1

I am analyzing the Iris dataset and made a scatterplot between the petal width and petal length. To make the plot I used this code :

# First, we'll import pandas, a data processing and CSV file I/O library
import pandas as pd
# We'll also import seaborn, a Python graphing library
import warnings # current version of seaborn generates a bunch of warnings that we'll ignore
warnings.filterwarnings("ignore")
import seaborn as sns
import matplotlib.pyplot as plt
import numpy
sns.set(style="dark", color_codes=True)

# Next, we'll load the Iris flower dataset, which is in the "../input/" directory
iris = pd.read_csv("Iris.csv") # the iris dataset is now a Pandas DataFrame

# Let's see what's in the iris data - Jupyter notebooks print the result of the last thing you do
print(iris.head(10))

# Press shift+enter to execute this cell
sns.FacetGrid(iris, hue="Species", size=10) \
   .map(plt.scatter, "PetalLengthCm", "PetalWidthCm") \
   .add_legend()

enter image description here

Afterwards I plotted a regression line but after plotting this line the colors aren't well visible. I tried to change the color of the regression line but this didn't help. How can I plot the regression line without loosing the color of the different species?

The code to make the plot that includes a regression line is :

sns.FacetGrid(iris, hue="Species", size=10) \
   .map(plt.scatter, "PetalLengthCm", "PetalWidthCm") \
   .add_legend()
sns.regplot(x="PetalLengthCm", y="PetalWidthCm", data=iris)

petal_length_array = iris["PetalLengthCm"]
petal_width_array = iris["PetalWidthCm"]

r_petal = numpy.corrcoef(petal_length_array, petal_width_array) # bereken de correlatie

print ("Correlation is : " + str(r_petal[0][1]))

enter image description here

Diziet Asahi
  • 38,379
  • 7
  • 60
  • 75
Mark Schuurman
  • 687
  • 1
  • 11
  • 25

2 Answers2

7

Your problem is that sns.regplot() draws all the points the same color, on top of the points with the different colors.

To avoid this, try calling regplot(..., scatter=False) to prevent the individual datapoints from being plotted.
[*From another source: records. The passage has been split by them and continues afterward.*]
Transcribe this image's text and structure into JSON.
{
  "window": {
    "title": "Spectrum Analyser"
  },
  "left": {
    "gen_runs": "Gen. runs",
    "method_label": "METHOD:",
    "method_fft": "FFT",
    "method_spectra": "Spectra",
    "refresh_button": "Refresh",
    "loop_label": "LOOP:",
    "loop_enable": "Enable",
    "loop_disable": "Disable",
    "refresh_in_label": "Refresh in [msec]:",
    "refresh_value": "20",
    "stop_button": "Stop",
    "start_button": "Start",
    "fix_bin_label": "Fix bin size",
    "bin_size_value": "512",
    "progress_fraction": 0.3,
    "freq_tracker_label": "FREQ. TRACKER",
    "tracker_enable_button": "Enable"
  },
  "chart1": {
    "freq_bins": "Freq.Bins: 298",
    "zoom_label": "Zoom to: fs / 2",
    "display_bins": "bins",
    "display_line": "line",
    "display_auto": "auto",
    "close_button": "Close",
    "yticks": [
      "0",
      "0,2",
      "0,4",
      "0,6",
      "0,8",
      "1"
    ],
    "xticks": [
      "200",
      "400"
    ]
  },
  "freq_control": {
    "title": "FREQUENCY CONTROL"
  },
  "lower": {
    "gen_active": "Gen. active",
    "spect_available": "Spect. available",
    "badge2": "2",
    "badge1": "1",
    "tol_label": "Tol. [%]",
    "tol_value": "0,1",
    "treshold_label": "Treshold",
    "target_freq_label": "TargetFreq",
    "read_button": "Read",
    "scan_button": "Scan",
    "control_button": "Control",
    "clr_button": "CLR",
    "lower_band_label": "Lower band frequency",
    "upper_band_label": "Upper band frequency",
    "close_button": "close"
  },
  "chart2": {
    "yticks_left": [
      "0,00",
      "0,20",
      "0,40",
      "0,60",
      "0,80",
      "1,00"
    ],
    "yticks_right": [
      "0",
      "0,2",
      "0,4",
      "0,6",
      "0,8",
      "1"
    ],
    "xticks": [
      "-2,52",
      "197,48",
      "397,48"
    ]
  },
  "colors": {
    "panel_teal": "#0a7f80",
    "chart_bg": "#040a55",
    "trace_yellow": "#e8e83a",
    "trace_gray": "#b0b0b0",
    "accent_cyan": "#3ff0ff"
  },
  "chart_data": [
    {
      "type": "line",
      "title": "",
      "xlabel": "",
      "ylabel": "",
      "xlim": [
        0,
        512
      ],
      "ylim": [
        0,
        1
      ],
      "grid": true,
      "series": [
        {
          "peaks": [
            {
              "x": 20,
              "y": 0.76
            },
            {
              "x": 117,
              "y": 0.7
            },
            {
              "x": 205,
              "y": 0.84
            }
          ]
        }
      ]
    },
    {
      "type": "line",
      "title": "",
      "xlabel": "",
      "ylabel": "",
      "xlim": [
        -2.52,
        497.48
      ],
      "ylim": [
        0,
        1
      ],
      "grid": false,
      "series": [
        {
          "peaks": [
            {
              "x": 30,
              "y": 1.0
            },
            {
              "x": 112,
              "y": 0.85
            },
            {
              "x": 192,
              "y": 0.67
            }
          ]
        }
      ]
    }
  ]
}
Check the documentation for regplot.

Diziet Asahi
  • 38,379
  • 7
  • 60
  • 75
  • It doesn't work as intented. regplot only considers one type of data point. Can you please show the complete method, I might be missing something. – JaySabir Oct 09 '20 at 23:39
  • @jaysabir I don't understand your comment. Please post a new question with a full description on your problem, including code and data – Diziet Asahi Oct 10 '20 at 05:34
  • I want to plot a regplot with hue. Just like this question. – JaySabir Oct 11 '20 at 08:05
  • I agree with @DizietAsahi and to spare you time, check https://stackoverflow.com/questions/47407173/seaborn-regression-plot-with-different-colors/ – My Work Feb 24 '21 at 19:35
1

If you are happy to have multiple regression lines, you can split your data and over-plot ...
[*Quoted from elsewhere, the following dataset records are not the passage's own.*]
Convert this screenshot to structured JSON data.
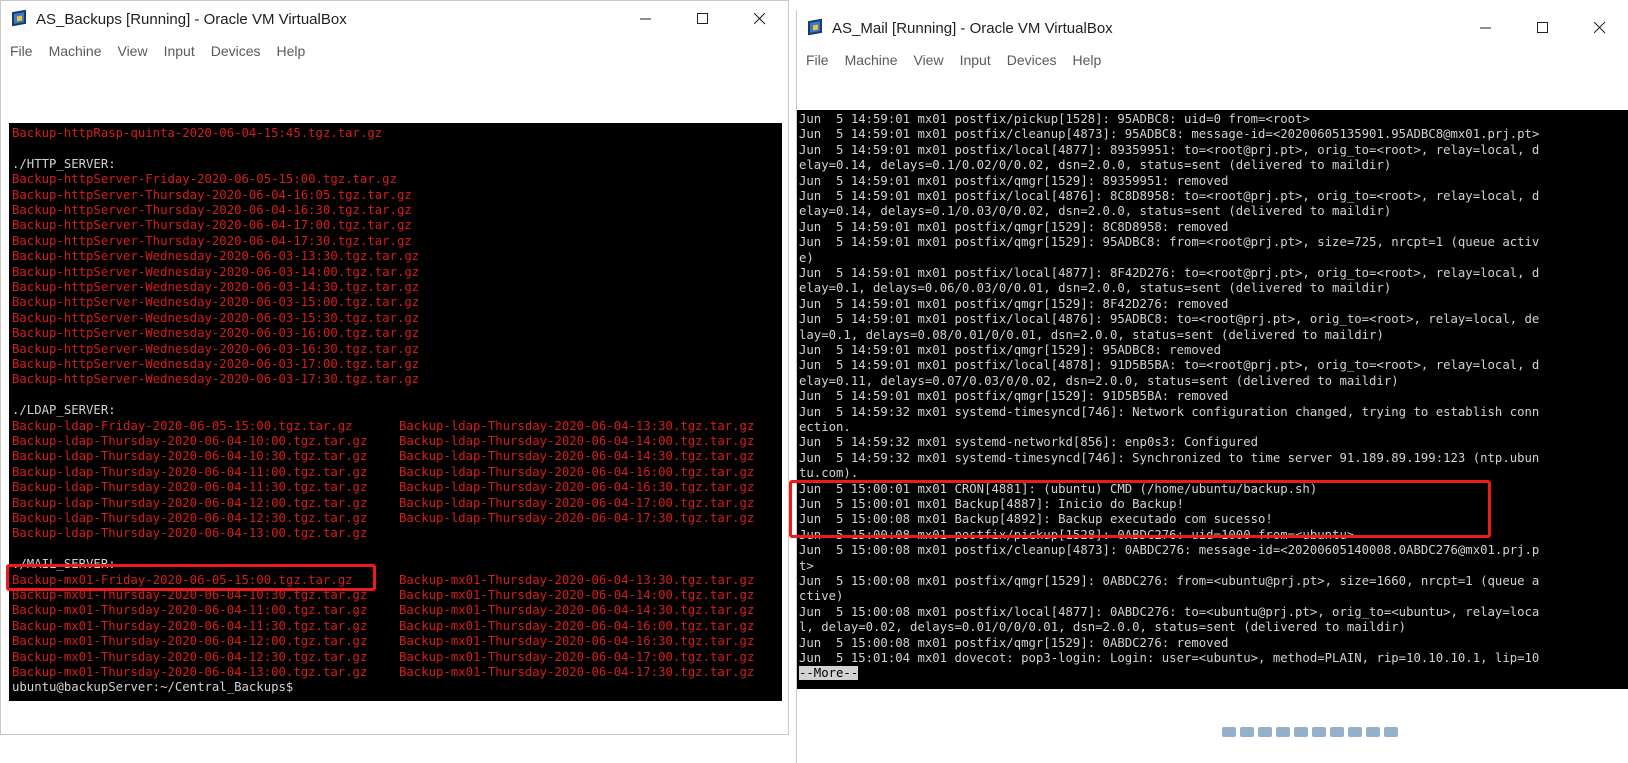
{
  "left_window": {
    "title": "AS_Backups [Running] - Oracle VM VirtualBox",
    "menu": [
      "File",
      "Machine",
      "View",
      "Input",
      "Devices",
      "Help"
    ],
    "console_lines": [
      {
        "text": "Backup-httpRasp-quinta-2020-06-04-15:45.tgz.tar.gz",
        "color": "red"
      },
      {
        "text": "",
        "color": "white"
      },
      {
        "text": "./HTTP_SERVER:",
        "color": "white"
      },
      {
        "text": "Backup-httpServer-Friday-2020-06-05-15:00.tgz.tar.gz",
        "color": "red"
      },
      {
        "text": "Backup-httpServer-Thursday-2020-06-04-16:05.tgz.tar.gz",
        "color": "red"
      },
      {
        "text": "Backup-httpServer-Thursday-2020-06-04-16:30.tgz.tar.gz",
        "color": "red"
      },
      {
        "text": "Backup-httpServer-Thursday-2020-06-04-17:00.tgz.tar.gz",
        "color": "red"
      },
      {
        "text": "Backup-httpServer-Thursday-2020-06-04-17:30.tgz.tar.gz",
        "color": "red"
      },
      {
        "text": "Backup-httpServer-Wednesday-2020-06-03-13:30.tgz.tar.gz",
        "color": "red"
      },
      {
        "text": "Backup-httpServer-Wednesday-2020-06-03-14:00.tgz.tar.gz",
        "color": "red"
      },
      {
        "text": "Backup-httpServer-Wednesday-2020-06-03-14:30.tgz.tar.gz",
        "color": "red"
      },
      {
        "text": "Backup-httpServer-Wednesday-2020-06-03-15:00.tgz.tar.gz",
        "color": "red"
      },
      {
        "text": "Backup-httpServer-Wednesday-2020-06-03-15:30.tgz.tar.gz",
        "color": "red"
      },
      {
        "text": "Backup-httpServer-Wednesday-2020-06-03-16:00.tgz.tar.gz",
        "color": "red"
      },
      {
        "text": "Backup-httpServer-Wednesday-2020-06-03-16:30.tgz.tar.gz",
        "color": "red"
      },
      {
        "text": "Backup-httpServer-Wednesday-2020-06-03-17:00.tgz.tar.gz",
        "color": "red"
      },
      {
        "text": "Backup-httpServer-Wednesday-2020-06-03-17:30.tgz.tar.gz",
        "color": "red"
      },
      {
        "text": "",
        "color": "white"
      },
      {
        "text": "./LDAP_SERVER:",
        "color": "white"
      },
      {
        "text": "Backup-ldap-Friday-2020-06-05-15:00.tgz.tar.gz",
        "col2": "Backup-ldap-Thursday-2020-06-04-13:30.tgz.tar.gz",
        "color": "red"
      },
      {
        "text": "Backup-ldap-Thursday-2020-06-04-10:00.tgz.tar.gz",
        "col2": "Backup-ldap-Thursday-2020-06-04-14:00.tgz.tar.gz",
        "color": "red"
      },
      {
        "text": "Backup-ldap-Thursday-2020-06-04-10:30.tgz.tar.gz",
        "col2": "Backup-ldap-Thursday-2020-06-04-14:30.tgz.tar.gz",
        "color": "red"
      },
      {
        "text": "Backup-ldap-Thursday-2020-06-04-11:00.tgz.tar.gz",
        "col2": "Backup-ldap-Thursday-2020-06-04-16:00.tgz.tar.gz",
        "color": "red"
      },
      {
        "text": "Backup-ldap-Thursday-2020-06-04-11:30.tgz.tar.gz",
        "col2": "Backup-ldap-Thursday-2020-06-04-16:30.tgz.tar.gz",
        "color": "red"
      },
      {
        "text": "Backup-ldap-Thursday-2020-06-04-12:00.tgz.tar.gz",
        "col2": "Backup-ldap-Thursday-2020-06-04-17:00.tgz.tar.gz",
        "color": "red"
      },
      {
        "text": "Backup-ldap-Thursday-2020-06-04-12:30.tgz.tar.gz",
        "col2": "Backup-ldap-Thursday-2020-06-04-17:30.tgz.tar.gz",
        "color": "red"
      },
      {
        "text": "Backup-ldap-Thursday-2020-06-04-13:00.tgz.tar.gz",
        "color": "red"
      },
      {
        "text": "",
        "color": "white"
      },
      {
        "text": "./MAIL_SERVER:",
        "color": "white"
      },
      {
        "text": "Backup-mx01-Friday-2020-06-05-15:00.tgz.tar.gz",
        "col2": "Backup-mx01-Thursday-2020-06-04-13:30.tgz.tar.gz",
        "color": "red"
      },
      {
        "text": "Backup-mx01-Thursday-2020-06-04-10:30.tgz.tar.gz",
        "col2": "Backup-mx01-Thursday-2020-06-04-14:00.tgz.tar.gz",
        "color": "red"
      },
      {
        "text": "Backup-mx01-Thursday-2020-06-04-11:00.tgz.tar.gz",
        "col2": "Backup-mx01-Thursday-2020-06-04-14:30.tgz.tar.gz",
        "color": "red"
      },
      {
        "text": "Backup-mx01-Thursday-2020-06-04-11:30.tgz.tar.gz",
        "col2": "Backup-mx01-Thursday-2020-06-04-16:00.tgz.tar.gz",
        "color": "red"
      },
      {
        "text": "Backup-mx01-Thursday-2020-06-04-12:00.tgz.tar.gz",
        "col2": "Backup-mx01-Thursday-2020-06-04-16:30.tgz.tar.gz",
        "color": "red"
      },
      {
        "text": "Backup-mx01-Thursday-2020-06-04-12:30.tgz.tar.gz",
        "col2": "Backup-mx01-Thursday-2020-06-04-17:00.tgz.tar.gz",
        "color": "red"
      },
      {
        "text": "Backup-mx01-Thursday-2020-06-04-13:00.tgz.tar.gz",
        "col2": "Backup-mx01-Thursday-2020-06-04-17:30.tgz.tar.gz",
        "color": "red"
      },
      {
        "text": "ubuntu@backupServer:~/Central_Backups$",
        "color": "white"
      }
    ]
  },
  "right_window": {
    "title": "AS_Mail [Running] - Oracle VM VirtualBox",
    "menu": [
      "File",
      "Machine",
      "View",
      "Input",
      "Devices",
      "Help"
    ],
    "console_lines": [
      "Jun  5 14:59:01 mx01 postfix/pickup[1528]: 95ADBC8: uid=0 from=<root>",
      "Jun  5 14:59:01 mx01 postfix/cleanup[4873]: 95ADBC8: message-id=<20200605135901.95ADBC8@mx01.prj.pt>",
      "Jun  5 14:59:01 mx01 postfix/local[4877]: 89359951: to=<root@prj.pt>, orig_to=<root>, relay=local, d",
      "elay=0.14, delays=0.1/0.02/0/0.02, dsn=2.0.0, status=sent (delivered to maildir)",
      "Jun  5 14:59:01 mx01 postfix/qmgr[1529]: 89359951: removed",
      "Jun  5 14:59:01 mx01 postfix/local[4876]: 8C8D8958: to=<root@prj.pt>, orig_to=<root>, relay=local, d",
      "elay=0.14, delays=0.1/0.03/0/0.02, dsn=2.0.0, status=sent (delivered to maildir)",
      "Jun  5 14:59:01 mx01 postfix/qmgr[1529]: 8C8D8958: removed",
      "Jun  5 14:59:01 mx01 postfix/qmgr[1529]: 95ADBC8: from=<root@prj.pt>, size=725, nrcpt=1 (queue activ",
      "e)",
      "Jun  5 14:59:01 mx01 postfix/local[4877]: 8F42D276: to=<root@prj.pt>, orig_to=<root>, relay=local, d",
      "elay=0.1, delays=0.06/0.03/0/0.01, dsn=2.0.0, status=sent (delivered to maildir)",
      "Jun  5 14:59:01 mx01 postfix/qmgr[1529]: 8F42D276: removed",
      "Jun  5 14:59:01 mx01 postfix/local[4876]: 95ADBC8: to=<root@prj.pt>, orig_to=<root>, relay=local, de",
      "lay=0.1, delays=0.08/0.01/0/0.01, dsn=2.0.0, status=sent (delivered to maildir)",
      "Jun  5 14:59:01 mx01 postfix/qmgr[1529]: 95ADBC8: removed",
      "Jun  5 14:59:01 mx01 postfix/local[4878]: 91D5B5BA: to=<root@prj.pt>, orig_to=<root>, relay=local, d",
      "elay=0.11, delays=0.07/0.03/0/0.02, dsn=2.0.0, status=sent (delivered to maildir)",
      "Jun  5 14:59:01 mx01 postfix/qmgr[1529]: 91D5B5BA: removed",
      "Jun  5 14:59:32 mx01 systemd-timesyncd[746]: Network configuration changed, trying to establish conn",
      "ection.",
      "Jun  5 14:59:32 mx01 systemd-networkd[856]: enp0s3: Configured",
      "Jun  5 14:59:32 mx01 systemd-timesyncd[746]: Synchronized to time server 91.189.89.199:123 (ntp.ubun",
      "tu.com).",
      "Jun  5 15:00:01 mx01 CRON[4881]: (ubuntu) CMD (/home/ubuntu/backup.sh)",
      "Jun  5 15:00:01 mx01 Backup[4887]: Inicio do Backup!",
      "Jun  5 15:00:08 mx01 Backup[4892]: Backup executado com sucesso!",
      "Jun  5 15:00:08 mx01 postfix/pickup[1528]: 0ABDC276: uid=1000 from=<ubuntu>",
      "Jun  5 15:00:08 mx01 postfix/cleanup[4873]: 0ABDC276: message-id=<20200605140008.0ABDC276@mx01.prj.p",
      "t>",
      "Jun  5 15:00:08 mx01 postfix/qmgr[1529]: 0ABDC276: from=<ubuntu@prj.pt>, size=1660, nrcpt=1 (queue a",
      "ctive)",
      "Jun  5 15:00:08 mx01 postfix/local[4877]: 0ABDC276: to=<ubuntu@prj.pt>, orig_to=<ubuntu>, relay=loca",
      "l, delay=0.02, delays=0.01/0/0/0.01, dsn=2.0.0, status=sent (delivered to maildir)",
      "Jun  5 15:00:08 mx01 postfix/qmgr[1529]: 0ABDC276: removed",
      "Jun  5 15:01:04 mx01 dovecot: pop3-login: Login: user=<ubuntu>, method=PLAIN, rip=10.10.10.1, lip=10"
    ],
    "pager_prompt": "--More--"
  },
  "colors": {
    "terminal_bg": "#000000",
    "terminal_red": "#d51d1d",
    "terminal_white": "#d2d2d2",
    "annotation_red": "#ee1a1a"
  }
}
iris = sns.load_dataset("iris")

fig, ax = plt.subplots() 
colors = ['darkorange', 'royalblue', '#555555']
markers = ['.', '+', 'x']

for i, value in enumerate(iris.species.unique()):
    ax = sns.regplot(x="petal_length", y="petal_width", ax=ax,
                     color=colors[i],
                     marker=markers[i], 
                     data=iris[iris.species == value],
                     label=value)

ax.legend(loc='best') 
display(fig) 
plt.close('all')

Iris plot with separate regressions for species

Mark Graph
  • 4,969
  • 6
  • 25
  • 37